While building a small lambda-based metaprogramming library, I had the necessity of using recursion in a C++14 generic lambda, to implement a left-fold.

我自己的解决方案是将lambda本身作为其参数之一，例如这：

My own solution was passing the lambda itself as one of its parameters, like this:

template <typename TAcc, typename TF, typename... Ts>
constexpr auto fold_l_impl(TAcc acc, TF f, Ts... xs)
{
    // Folding step.
    auto step([=](auto self)
    {
        return [=](auto y_acc, auto y_x, auto... y_xs)
        {
            // Compute next folding step.
            auto next(f(y_acc, y_x));

            // Recurse if required.
            return static_if(not_empty(y_xs...))
                .then([=]
                    {
                        // Recursive case.
                        return self(self)(next, y_xs...);
                    })
                .else_([=]
                    {
                        // Base case.
                        return next;
                    })();
        };
    });

    // Start the left-fold.
    return step(step)(acc, xs...);
}

mainlambda从递归开始。它返回一个具有所需左边签名（累加器，当前项，剩余项...）的函数。

step is the "main" lambda that starts off the recursion.
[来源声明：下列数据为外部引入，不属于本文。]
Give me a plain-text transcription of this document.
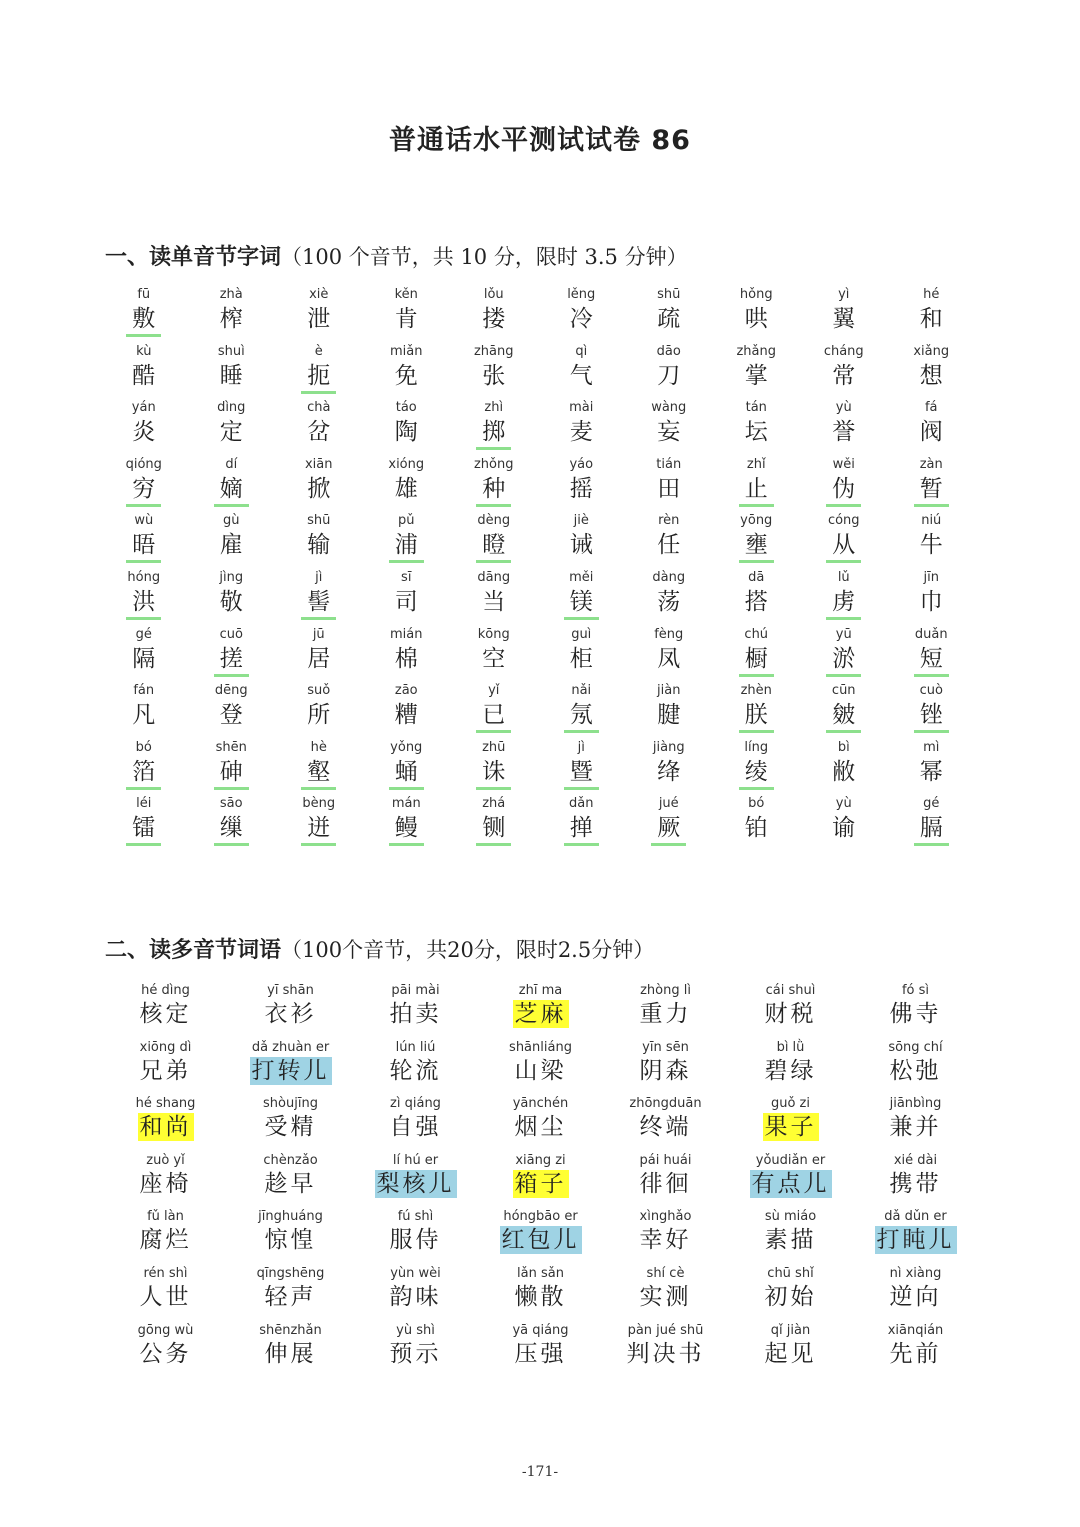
普通话水平测试试卷 86
一、读单音节字词（100 个音节，共 10 分，限时 3.5 分钟）
fū
敷
zhà
榨
xiè
泄
kěn
肯
lǒu
搂
lěng
冷
shū
疏
hǒng
哄
yì
翼
hé
和
kù
酷
shuì
睡
è
扼
miǎn
免
zhāng
张
qì
气
dāo
刀
zhǎng
掌
cháng
常
xiǎng
想
yán
炎
dìng
定
chà
岔
táo
陶
zhì
掷
mài
麦
wàng
妄
tán
坛
yù
誉
fá
阀
qióng
穷
dí
嫡
xiān
掀
xióng
雄
zhǒng
种
yáo
摇
tián
田
zhǐ
止
wěi
伪
zàn
暂
wù
晤
gù
雇
shū
输
pǔ
浦
dèng
瞪
jiè
诫
rèn
任
yōng
壅
cóng
从
niú
牛
hóng
洪
jìng
敬
jì
髻
sī
司
dāng
当
měi
镁
dàng
荡
dā
搭
lǔ
虏
jīn
巾
gé
隔
cuō
搓
jū
居
mián
棉
kōng
空
guì
柜
fèng
凤
chú
橱
yū
淤
duǎn
短
fán
凡
dēng
登
suǒ
所
zāo
糟
yǐ
已
nǎi
氖
jiàn
腱
zhèn
朕
cūn
皴
cuò
锉
bó
箔
shēn
砷
hè
壑
yǒng
蛹
zhū
诛
jì
暨
jiàng
绛
líng
绫
bì
敝
mì
幂
léi
镭
sāo
缫
bèng
迸
mán
鳗
zhá
铡
dǎn
掸
jué
厥
bó
铂
yù
谕
gé
膈
二、读多音节词语（100个音节，共20分，限时2.5分钟）
hé dìng
核定
yī shān
衣衫
pāi mài
拍卖
zhī ma
芝麻
zhòng lì
重力
cái shuì
财税
fó sì
佛寺
xiōng dì
兄弟
dǎ zhuàn er
打转儿
lún liú
轮流
shānliáng
山梁
yīn sēn
阴森
bì lǜ
碧绿
sōng chí
松弛
hé shang
和尚
shòujīng
受精
zì qiáng
自强
yānchén
烟尘
zhōngduān
终端
guǒ zi
果子
jiānbìng
兼并
zuò yǐ
座椅
chènzǎo
趁早
lí hú er
梨核儿
xiāng zi
箱子
pái huái
徘徊
yǒudiǎn er
有点儿
xié dài
携带
fǔ làn
腐烂
jīnghuáng
惊惶
fú shì
服侍
hóngbāo er
红包儿
xìnghǎo
幸好
sù miáo
素描
dǎ dǔn er
打盹儿
rén shì
人世
qīngshēng
轻声
yùn wèi
韵味
lǎn sǎn
懒散
shí cè
实测
chū shǐ
初始
nì xiàng
逆向
gōng wù
公务
shēnzhǎn
伸展
yù shì
预示
yā qiáng
压强
pàn jué shū
判决书
qǐ jiàn
起见
xiānqián
先前
-171-
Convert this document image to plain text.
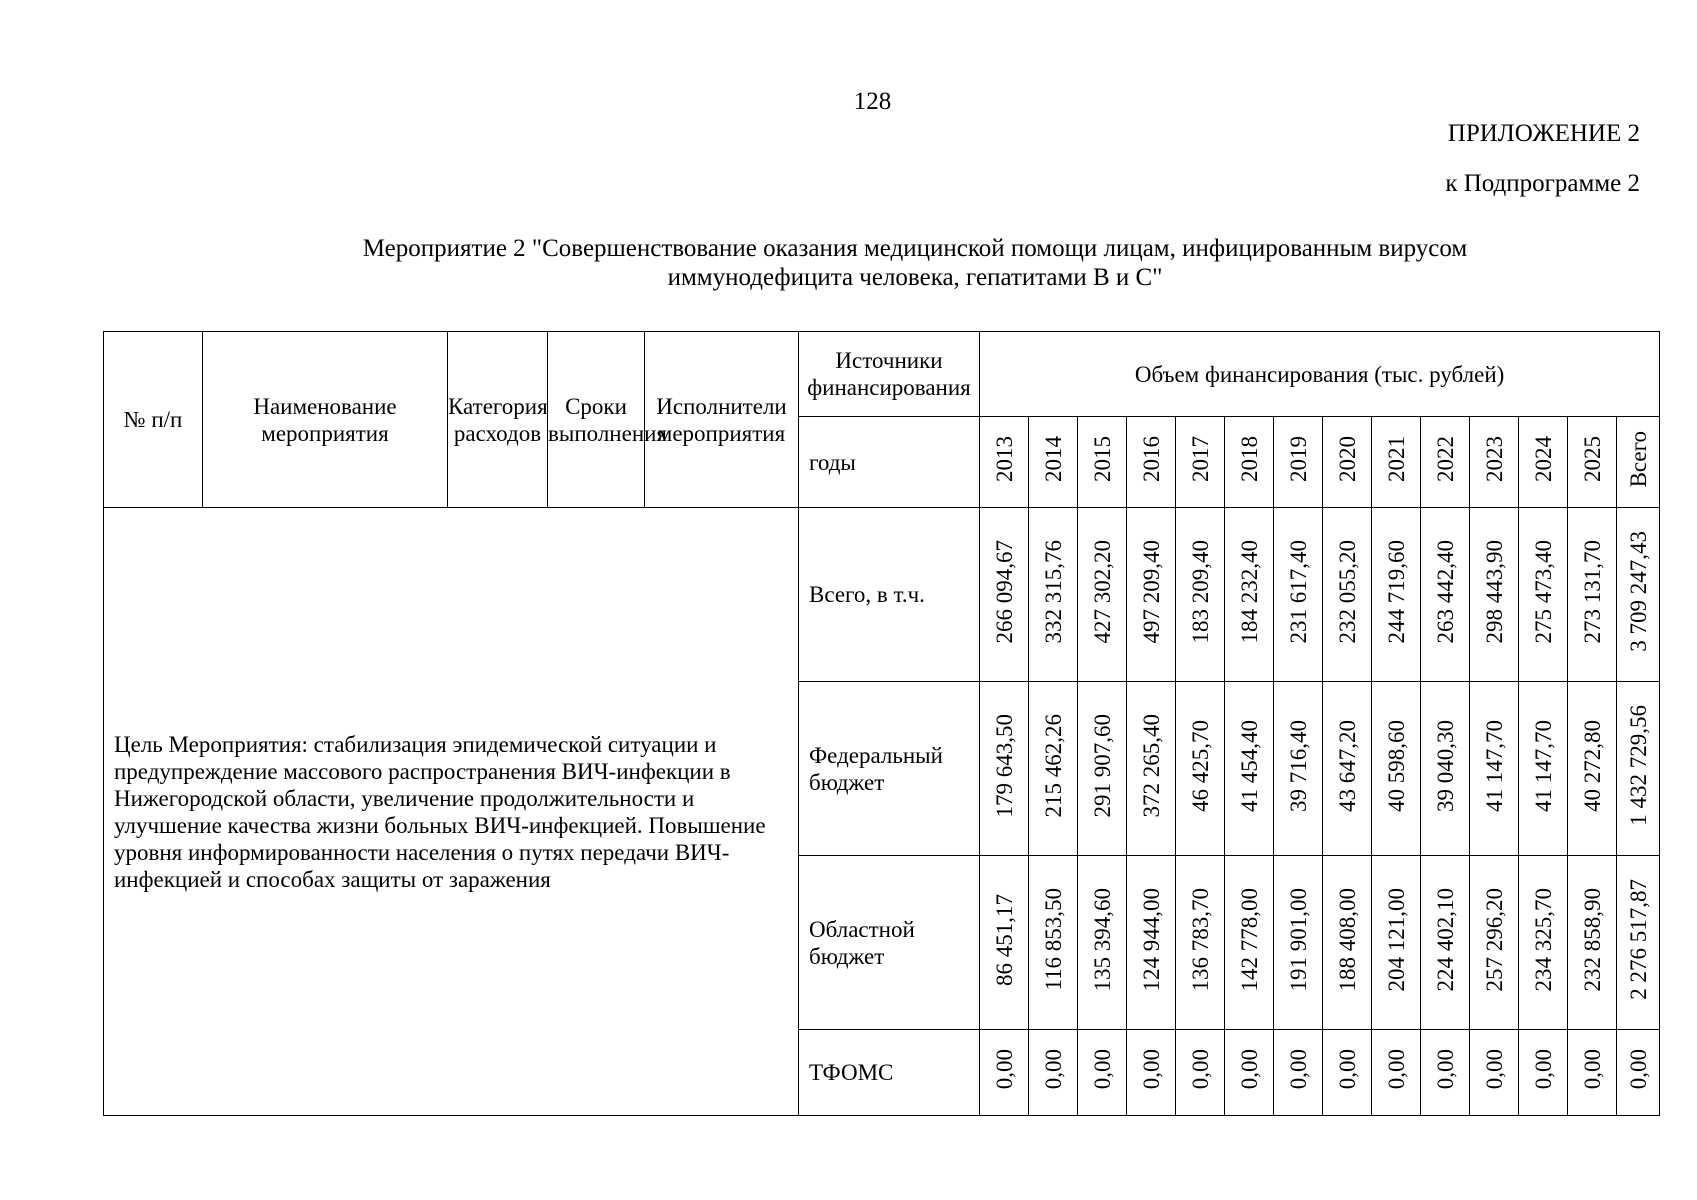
128
ПРИЛОЖЕНИЕ 2
к Подпрограмме 2
Мероприятие 2 "Совершенствование оказания медицинской помощи лицам, инфицированным вирусом
иммунодефицита человека, гепатитами В и С"
№ п/п	Наименование мероприятия	Категория расходов	Сроки выполнения	Исполнители мероприятия	Источники финансирования	Объем финансирования (тыс. рублей)													
					годы	2013	2014	2015	2016	2017	2018	2019	2020	2021	2022	2023	2024	2025	Всего
Цель Мероприятия: стабилизация эпидемической ситуации и предупреждение массового распространения ВИЧ-инфекции в Нижегородской области, увеличение продолжительности и улучшение качества жизни больных ВИЧ-инфекцией. Повышение уровня информированности населения о путях передачи ВИЧ-инфекцией и способах защиты от заражения					Всего, в т.ч.	266 094,67	332 315,76	427 302,20	497 209,40	183 209,40	184 232,40	231 617,40	232 055,20	244 719,60	263 442,40	298 443,90	275 473,40	273 131,70	3 709 247,43
					Федеральный бюджет	179 643,50	215 462,26	291 907,60	372 265,40	46 425,70	41 454,40	39 716,40	43 647,20	40 598,60	39 040,30	41 147,70	41 147,70	40 272,80	1 432 729,56
					Областной бюджет	86 451,17	116 853,50	135 394,60	124 944,00	136 783,70	142 778,00	191 901,00	188 408,00	204 121,00	224 402,10	257 296,20	234 325,70	232 858,90	2 276 517,87
					ТФОМС	0,00	0,00	0,00	0,00	0,00	0,00	0,00	0,00	0,00	0,00	0,00	0,00	0,00	0,00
It returns a function with the desired left-fold signature (accumulator, current item, remaining items...).

函数调用自身递归地使用 self（self）（next，y_xs ...）。

The function calls itself recursively by using self(self)(next, y_xs...).

此提案希望添加 Y Combinator 到标准库，阅读后，它看起来与我在这里做的非常相似。
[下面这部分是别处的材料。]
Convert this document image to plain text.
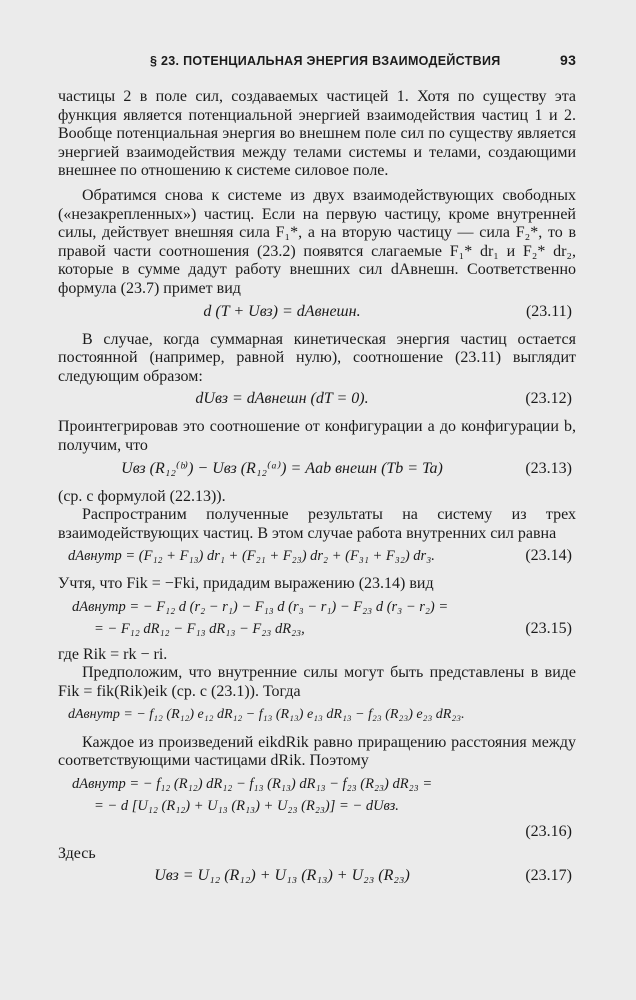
§ 23. ПОТЕНЦИАЛЬНАЯ ЭНЕРГИЯ ВЗАИМОДЕЙСТВИЯ	93

частицы 2 в поле сил, создаваемых частицей 1. Хотя по существу эта функция является потенциальной энергией взаимодействия частиц 1 и 2. Вообще потенциальная энергия во внешнем поле сил по существу является энергией взаимодействия между телами системы и телами, создающими внешнее по отношению к системе силовое поле.

Обратимся снова к системе из двух взаимодействующих свободных («незакрепленных») частиц. Если на первую частицу, кроме внутренней силы, действует внешняя сила F₁*, а на вторую частицу — сила F₂*, то в правой части соотношения (23.2) появятся слагаемые F₁* dr₁ и F₂* dr₂, которые в сумме дадут работу внешних сил dAвнешн. Соответственно формула (23.7) примет вид

d (T + Uвз) = dAвнешн.	(23.11)

В случае, когда суммарная кинетическая энергия частиц остается постоянной (например, равной нулю), соотношение (23.11) выглядит следующим образом:

dUвз = dAвнешн (dT = 0).	(23.12)

Проинтегрировав это соотношение от конфигурации a до конфигурации b, получим, что

Uвз (R₁₂⁽ᵇ⁾) − Uвз (R₁₂⁽ᵃ⁾) = Aab внешн (Tb = Ta)	(23.13)

(ср. с формулой (22.13)).

Распространим полученные результаты на систему из трех взаимодействующих частиц. В этом случае работа внутренних сил равна

dAвнутр = (F₁₂ + F₁₃) dr₁ + (F₂₁ + F₂₃) dr₂ + (F₃₁ + F₃₂) dr₃.	(23.14)

Учтя, что Fik = −Fki, придадим выражению (23.14) вид

dAвнутр = − F₁₂ d (r₂ − r₁) − F₁₃ d (r₃ − r₁) − F₂₃ d (r₃ − r₂) =
= − F₁₂ dR₁₂ − F₁₃ dR₁₃ − F₂₃ dR₂₃,	(23.15)

где Rik = rk − ri.

Предположим, что внутренние силы могут быть представлены в виде Fik = fik(Rik)eik (ср. с (23.1)). Тогда

dAвнутр = − f₁₂ (R₁₂) e₁₂ dR₁₂ − f₁₃ (R₁₃) e₁₃ dR₁₃ − f₂₃ (R₂₃) e₂₃ dR₂₃.

Каждое из произведений eikdRik равно приращению расстояния между соответствующими частицами dRik. Поэтому

dAвнутр = − f₁₂ (R₁₂) dR₁₂ − f₁₃ (R₁₃) dR₁₃ − f₂₃ (R₂₃) dR₂₃ =
= − d [U₁₂ (R₁₂) + U₁₃ (R₁₃) + U₂₃ (R₂₃)] = − dUвз.
(23.16)

Здесь

Uвз = U₁₂ (R₁₂) + U₁₃ (R₁₃) + U₂₃ (R₂₃)	(23.17)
I've recently come across this proposal that wants to add a Y Combinator to the Standard Library, and after reading it, it seems extremely similar to what I am doing here.
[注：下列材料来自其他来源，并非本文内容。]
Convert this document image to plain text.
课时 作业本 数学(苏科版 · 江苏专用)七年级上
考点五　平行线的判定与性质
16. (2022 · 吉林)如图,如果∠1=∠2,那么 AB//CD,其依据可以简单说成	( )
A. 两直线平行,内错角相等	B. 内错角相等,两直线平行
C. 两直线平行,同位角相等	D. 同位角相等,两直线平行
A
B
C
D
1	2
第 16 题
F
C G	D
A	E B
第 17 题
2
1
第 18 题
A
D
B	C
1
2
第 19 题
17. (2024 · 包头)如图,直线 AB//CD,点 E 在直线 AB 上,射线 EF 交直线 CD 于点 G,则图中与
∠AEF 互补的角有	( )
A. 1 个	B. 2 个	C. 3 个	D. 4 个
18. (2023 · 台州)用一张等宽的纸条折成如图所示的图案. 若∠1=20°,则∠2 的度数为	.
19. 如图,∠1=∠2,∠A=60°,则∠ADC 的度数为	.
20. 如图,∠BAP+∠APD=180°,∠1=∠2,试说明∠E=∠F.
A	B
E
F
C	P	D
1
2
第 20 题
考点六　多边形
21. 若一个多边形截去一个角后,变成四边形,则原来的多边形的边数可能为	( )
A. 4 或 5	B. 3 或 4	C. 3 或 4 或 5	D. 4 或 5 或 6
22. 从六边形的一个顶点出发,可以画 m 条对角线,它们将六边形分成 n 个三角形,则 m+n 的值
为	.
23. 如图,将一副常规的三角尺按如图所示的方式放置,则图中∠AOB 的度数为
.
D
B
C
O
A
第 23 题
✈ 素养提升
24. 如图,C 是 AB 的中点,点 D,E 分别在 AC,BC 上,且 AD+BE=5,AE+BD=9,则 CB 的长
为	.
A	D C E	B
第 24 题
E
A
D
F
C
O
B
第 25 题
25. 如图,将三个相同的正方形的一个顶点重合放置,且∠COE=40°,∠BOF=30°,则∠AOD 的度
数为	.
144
不幸的是， Y Combinator仍然没有点击我 - 我缺少的东西，我不能可视化如何推广我对任何函数的 self 参数做了，避免 step 样板。

Unfortunately, the concept of the Y Combinator still doesn't "click" for me - I am missing something and I cannot visualize how to generalize what I did with the self parameter for any function, avoiding the step boilerplate.

我读过这个优秀的StackOverflow答案，但它仍然没有点击我。

I've read this excellent StackOverflow answer regarding the matter, but it still didn't "click" for me.

（从该答案）递归因子定义如下：

fact =
  (recurs) =>
    (x) =>
      x == 0 ? 1 : x * recurs(x - 1);

recurs 参数似乎有相同的角色作为我的 self 参数。我不明白是如何调用而不是再次将重复插入自身。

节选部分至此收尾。